By Leigh Johnston
Food delivery giant Deliveroo is being sued by a former worker in a case that could have major ramifications for the gig economy.
Former delivery rider Jeremy Rhind has secured the backing of the Transport Workers Union, which says the Canberra rider is a victim of wage theft by failing to receive the minimum wage, penalty rates and superannuation.
Mr Rhind will argue in the Federal Circuit Court, that he should have been paid an hourly minimum of $19.49. Instead, Deliveroo paid him $9 per delivery.
Mr Rhind says he agreed to the “low rate of pay” because he was a keen cyclist who wanted to make “extra pocket money” to supplement his office job in Canberra.
He was expecting to make several deliveries per hour. But what he did not expect was the long waiting period between each job — which was unpaid.
In his court documents, Mr Rhind claims Deliveroo’s high degree of control suggests riders are more likely to be employees than contractors.
While the gig economy was introduced as a platform for entrepreneurism, giving people the opportunity to be their own boss and manage their own time; while simultaneously providing businesses more flexibility and employment options, in the past 24 months, deep cracks have appeared.
Producers, suppliers, unions, policymakers, and workers alike realise that expectations of a utopian society are not being met.
According to the JP Morgan Chase Institute, the average delivery drivers’ average income has been cut by 53% (more than half) in the last four years.
In 2018, there were two legal cases in particular that put the gig economy in the spotlight by differentiating between employment types and their accompanying entitlements.
In June 2018, the Fair Work Ombudsman (FWO) commenced legal action against Foodora over work and pay conditions.
The FWO alleged Foodora engaged in sham contracting by wrongly categorising employees as independent contractors although their hours and working arrangements were more aligned with that of permanent employees.
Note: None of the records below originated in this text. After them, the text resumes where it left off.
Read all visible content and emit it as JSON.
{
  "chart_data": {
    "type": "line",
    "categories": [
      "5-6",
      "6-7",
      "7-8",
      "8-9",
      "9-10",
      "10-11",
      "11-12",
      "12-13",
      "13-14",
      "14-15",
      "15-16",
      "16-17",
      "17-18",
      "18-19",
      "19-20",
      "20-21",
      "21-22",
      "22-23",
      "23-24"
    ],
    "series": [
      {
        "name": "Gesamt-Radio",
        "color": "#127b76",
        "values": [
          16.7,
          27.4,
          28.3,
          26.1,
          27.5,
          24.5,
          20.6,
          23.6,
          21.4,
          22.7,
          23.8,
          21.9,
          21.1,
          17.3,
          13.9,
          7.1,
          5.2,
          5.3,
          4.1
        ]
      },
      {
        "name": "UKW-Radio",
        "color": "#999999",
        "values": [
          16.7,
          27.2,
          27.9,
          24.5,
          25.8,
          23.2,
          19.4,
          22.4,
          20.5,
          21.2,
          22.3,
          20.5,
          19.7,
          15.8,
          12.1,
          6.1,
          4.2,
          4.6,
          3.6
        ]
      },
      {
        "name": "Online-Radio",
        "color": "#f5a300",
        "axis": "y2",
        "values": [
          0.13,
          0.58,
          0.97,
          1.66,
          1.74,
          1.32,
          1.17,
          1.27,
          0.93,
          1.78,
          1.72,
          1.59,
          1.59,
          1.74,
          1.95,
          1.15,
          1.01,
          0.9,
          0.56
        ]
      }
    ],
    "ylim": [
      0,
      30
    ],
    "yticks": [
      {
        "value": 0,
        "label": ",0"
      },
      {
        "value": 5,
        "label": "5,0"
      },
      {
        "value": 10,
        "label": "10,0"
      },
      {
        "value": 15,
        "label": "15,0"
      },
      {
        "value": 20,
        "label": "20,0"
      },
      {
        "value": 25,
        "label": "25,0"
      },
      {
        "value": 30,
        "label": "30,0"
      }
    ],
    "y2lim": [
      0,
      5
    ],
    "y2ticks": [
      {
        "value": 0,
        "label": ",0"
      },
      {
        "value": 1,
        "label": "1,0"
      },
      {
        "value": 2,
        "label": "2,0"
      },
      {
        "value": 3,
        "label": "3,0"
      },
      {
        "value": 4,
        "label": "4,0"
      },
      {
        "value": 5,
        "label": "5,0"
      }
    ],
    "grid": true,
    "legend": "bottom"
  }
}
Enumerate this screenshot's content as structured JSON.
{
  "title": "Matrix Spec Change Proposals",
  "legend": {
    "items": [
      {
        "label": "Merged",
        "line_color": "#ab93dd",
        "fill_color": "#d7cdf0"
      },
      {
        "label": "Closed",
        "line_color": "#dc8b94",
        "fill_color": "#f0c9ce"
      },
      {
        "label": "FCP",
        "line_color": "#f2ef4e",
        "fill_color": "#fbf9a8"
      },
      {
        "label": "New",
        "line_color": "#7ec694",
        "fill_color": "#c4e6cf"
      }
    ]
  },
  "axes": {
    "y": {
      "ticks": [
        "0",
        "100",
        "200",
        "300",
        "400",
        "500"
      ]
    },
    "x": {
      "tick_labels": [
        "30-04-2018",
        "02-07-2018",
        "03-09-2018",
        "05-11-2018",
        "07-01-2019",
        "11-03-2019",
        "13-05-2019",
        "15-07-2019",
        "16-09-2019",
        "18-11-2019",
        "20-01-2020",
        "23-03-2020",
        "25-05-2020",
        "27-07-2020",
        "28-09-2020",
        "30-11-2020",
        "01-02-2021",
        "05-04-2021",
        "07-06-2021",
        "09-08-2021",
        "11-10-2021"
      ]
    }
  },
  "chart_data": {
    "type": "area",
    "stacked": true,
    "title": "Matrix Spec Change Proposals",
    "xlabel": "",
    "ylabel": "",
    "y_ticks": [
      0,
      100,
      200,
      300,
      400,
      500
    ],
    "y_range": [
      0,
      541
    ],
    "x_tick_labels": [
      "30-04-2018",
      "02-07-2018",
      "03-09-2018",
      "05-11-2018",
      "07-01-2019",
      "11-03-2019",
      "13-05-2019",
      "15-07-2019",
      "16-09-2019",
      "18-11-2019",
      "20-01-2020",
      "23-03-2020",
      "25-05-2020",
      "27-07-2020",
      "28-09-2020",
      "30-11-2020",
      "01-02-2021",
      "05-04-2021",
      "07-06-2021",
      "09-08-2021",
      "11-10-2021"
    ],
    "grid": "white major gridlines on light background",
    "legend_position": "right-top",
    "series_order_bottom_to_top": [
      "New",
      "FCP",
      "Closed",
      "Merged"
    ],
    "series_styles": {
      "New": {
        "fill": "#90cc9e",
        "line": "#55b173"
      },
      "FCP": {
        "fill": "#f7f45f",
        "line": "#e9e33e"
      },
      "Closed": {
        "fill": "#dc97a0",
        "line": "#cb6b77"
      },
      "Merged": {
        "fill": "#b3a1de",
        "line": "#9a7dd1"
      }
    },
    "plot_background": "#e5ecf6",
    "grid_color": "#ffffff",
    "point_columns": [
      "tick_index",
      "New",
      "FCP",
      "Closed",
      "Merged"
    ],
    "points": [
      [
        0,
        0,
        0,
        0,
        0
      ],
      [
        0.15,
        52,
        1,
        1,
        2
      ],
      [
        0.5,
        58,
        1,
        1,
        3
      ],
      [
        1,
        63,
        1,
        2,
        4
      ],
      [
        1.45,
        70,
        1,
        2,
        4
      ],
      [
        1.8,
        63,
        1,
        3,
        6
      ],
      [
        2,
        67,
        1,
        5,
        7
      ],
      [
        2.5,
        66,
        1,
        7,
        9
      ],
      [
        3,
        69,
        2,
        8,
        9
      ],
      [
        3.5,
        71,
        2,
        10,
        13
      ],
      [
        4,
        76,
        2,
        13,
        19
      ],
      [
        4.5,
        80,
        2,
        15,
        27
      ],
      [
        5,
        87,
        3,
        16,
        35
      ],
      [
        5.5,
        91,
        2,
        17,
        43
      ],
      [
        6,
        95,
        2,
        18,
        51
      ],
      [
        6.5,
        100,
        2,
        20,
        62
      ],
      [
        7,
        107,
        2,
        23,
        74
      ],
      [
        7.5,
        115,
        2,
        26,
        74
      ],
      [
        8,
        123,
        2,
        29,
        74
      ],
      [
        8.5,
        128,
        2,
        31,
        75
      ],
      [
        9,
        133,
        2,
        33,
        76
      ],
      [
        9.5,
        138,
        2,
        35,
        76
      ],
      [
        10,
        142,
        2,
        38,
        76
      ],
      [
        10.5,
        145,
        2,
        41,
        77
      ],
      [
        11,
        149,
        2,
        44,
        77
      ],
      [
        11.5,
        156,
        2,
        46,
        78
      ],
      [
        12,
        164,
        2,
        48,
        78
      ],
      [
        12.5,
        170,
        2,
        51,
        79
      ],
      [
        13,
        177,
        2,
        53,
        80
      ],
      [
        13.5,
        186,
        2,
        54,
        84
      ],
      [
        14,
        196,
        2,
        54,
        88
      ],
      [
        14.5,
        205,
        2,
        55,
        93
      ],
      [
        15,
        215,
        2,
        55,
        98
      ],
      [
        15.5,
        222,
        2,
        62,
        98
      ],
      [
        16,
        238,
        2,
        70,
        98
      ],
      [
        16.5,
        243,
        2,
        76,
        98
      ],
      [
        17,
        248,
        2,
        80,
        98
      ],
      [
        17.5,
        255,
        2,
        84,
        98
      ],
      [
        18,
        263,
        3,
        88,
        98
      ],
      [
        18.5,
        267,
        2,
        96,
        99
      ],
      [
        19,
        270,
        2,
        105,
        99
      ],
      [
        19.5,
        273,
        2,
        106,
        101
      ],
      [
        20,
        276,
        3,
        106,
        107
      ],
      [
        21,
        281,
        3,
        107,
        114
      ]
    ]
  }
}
The proceedings arose from public interest due to prior determinations that the workers were in fact employees and would therefore be eligible for employee entitlements.
Subsequently, Foodora was forced to pay 1,700 of its workers $3 million in back pay and superannuation, before exiting the country.
Read more: Sham Contracting and How to Avoid It.
Regular and systematic casuals can receive additional entitlements.
In September 2018, the federal court ruled in favour of a casual employee to receive paid leave entitlements (WorkPac v Skene) despite receiving casual loading on top of their base rate which is paid to offset not having access to permanent staff entitlements such as paid leave.
The decision was justified on the basis that the employee (though employed as a ‘casual’) worked in a systematic manner – with regular and predictable hours. The pattern of work was viewed as being consistent with permanent employment rather than casual employment.
What does this mean for all employers?
The outcome of the Deliveroo case will turn on how much control the company has over its contractors. Now, more than ever, employers need to be certain that they are aware of the legalities surrounding the classification of their staff. Are your casuals truly casuals? Are your independent contractors really independent contractors – or are they actually employees?
It is very common that the employee who was originally hired as a casual begins working more systematic and regular hours. However, Employsure says employers need to be sure that a casual employee is treated as a ‘true’ casual. If the pattern of the casual’s work starts to mirror that of a permanent employee, such as working regular and predictable hours, they could be eligible for additional entitlements that are associated with permanent staff such as annual leave, and sick leave.
In a statement, Deliveroo defended its practices by pointing to the “freedom”, “flexibility” and “well-paid” work it offers to more than 8,000 riders across the nation.
Mr Rhind is seeking $9,600 in alleged unpaid wages, superannuation and other damages with the case yet to be settled.